Semana Especial Tartarugas até lá embaixo | Dia #03 | Precisamos falar sobre espirais

quarta-feira, 8 de novembro de 2017


Oi gente! Hoje eu vou falar sobre TOC aqui na semana especial Tartarugas até lá embaixo. Espero que vocês curtam! 

O Transtorno Obsessivo-Compulsivo (TOC) é um transtorno comum, crônico e duradouro. É caracterizado pela presença de obsessões e/ou compulsões. Obsessões são pensamentos, impulsos ou imagens recorrentes e persistentes que são vivenciados como intrusivos e indesejados. E é nesta característica que vamos nos concentrar. São pensamentos repetidos, impulsos ou imagens mentais que causam ansiedade.


Quando se fala em TOC a maioria das pessoas só lembra das compulsões, que podem ser inúmeras, como por exemplo: 

  • Medo de germes ou contaminação, lavando as mãos excessivamente.
  • Preocupar-se excessivamente com limpeza.
  • Revisar diversas vezes portas, janelas, gás ou o ferro de passar roupas antes de sair de casa ou dormir.
  • Pensamentos proibidos ou indesejados envolvendo sexo, religião e danos
  • Pensamentos agressivos em relação aos outros ou a si próprio
  • Ter coisas simétricas ou em uma ordem perfeita.


Essas 'manias' são fortemente lembradas quando se fala em TOC e até de forma leviana, pois quem nunca ouviu um "Ah, meu TOC não deixa ficar dessa forma, deixa eu arrumar isso". Confesso que já usei essa expressão algumas vezes de forma displicente, mas quando eu tive contato com o TOC pela primeira vez, com uma amiga, eu vi que é um transtorno sério e que causa um grande sofrimento nas pessoas que o possuem.

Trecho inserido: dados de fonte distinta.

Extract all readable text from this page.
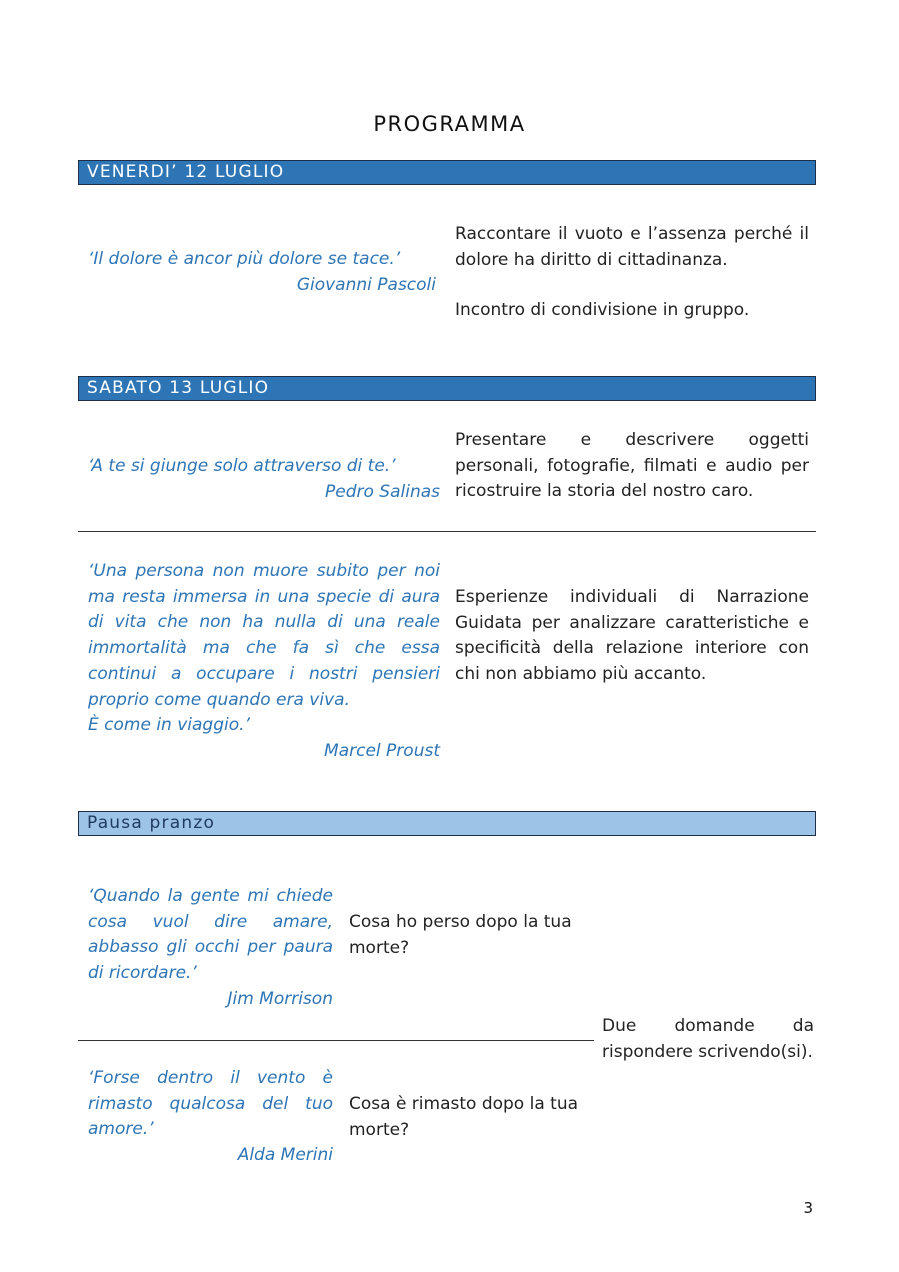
PROGRAMMA
VENERDI’ 12 LUGLIO
‘Il dolore è ancor più dolore se tace.’
Giovanni Pascoli
Raccontare il vuoto e l’assenza perché il dolore ha diritto di cittadinanza.
Incontro di condivisione in gruppo.
SABATO 13 LUGLIO
‘A te si giunge solo attraverso di te.’
Pedro Salinas
Presentare e descrivere oggetti personali, fotografie, filmati e audio per ricostruire la storia del nostro caro.
‘Una persona non muore subito per noi ma resta immersa in una specie di aura di vita che non ha nulla di una reale immortalità ma che fa sì che essa continui a occupare i nostri pensieri proprio come quando era viva.
È come in viaggio.’
Marcel Proust
Esperienze individuali di Narrazione Guidata per analizzare caratteristiche e specificità della relazione interiore con chi non abbiamo più accanto.
Pausa pranzo
‘Quando la gente mi chiede cosa vuol dire amare, abbasso gli occhi per paura di ricordare.’
Jim Morrison
Cosa ho perso dopo la tua morte?
‘Forse dentro il vento è rimasto qualcosa del tuo amore.’
Alda Merini
Cosa è rimasto dopo la tua morte?
Due domande da rispondere scrivendo(si).
3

A nossa querida Aza Holmes tem TOC. O TOC da Aza não é aquela mania de limpeza exagerada, mas ela morre de medo de pegar alguma doença, mais especificamente a clostridium difficile, que ela chama de C.diff, é uma bactéria que está naturalmente presente na flora intestinal de cerca de 3% dos adultos e 66% das crianças. Esta bactéria não causa problemas a pessoas saudáveis, contudo, alguns antibióticos utilizados para tratar outros problemas de saúde podem interferir com o equilíbrio das “bactérias boas” da flora intestinal. Quando isto acontece, a clostridium difficile pode multiplicar-se e causar sintomas como diarreias e febre. Como estas infecções são geralmente causadas por antibióticos, a maioria dos casos ocorre num ambiente de cuidados de saúde, no hospital, por exemplo. 

A Aza constantemente abre alguns artigos científicos sobre a C. diff para verificar os sintomas da doença e ver os casos de morte. Ela tem um ferimento no dedo que foi provocado por ela mesma para saber se o momento que ela tá vivendo é real. Às vezes a Holmes cai numas "espirais". As espirais são pensamentos obsessivos sobre assuntos super aleatórios que causam grande sofrimento nela por ela não conseguir se livrar deles, então a garota tem uma sensação constante de que não é dona dos próprios pensamentos, como se fosse uma coadjuvante na própria vida. 

As espirais acontecem principalmente nos momentos em que ela tá "atentando contra a própria saúde". Por exemplo, quando ela foi beijar o Davis, ela caiu numa espiral onde só conseguia pensar nos 86 milhões de tipos de microorganismos estavam entrando no corpo dela através da língua dele, e que iriam ficar no corpo dela para todo o sempre. Aza até tem consciência de que as pessoas beijam outras pessoas e que nada de ruim acontece, porém é mais forte do que ela e então ela surta. Ela sofre muito com isso e é angustiante ver como isso afeta a própria Holmes e as pessoas que convivem com ela. 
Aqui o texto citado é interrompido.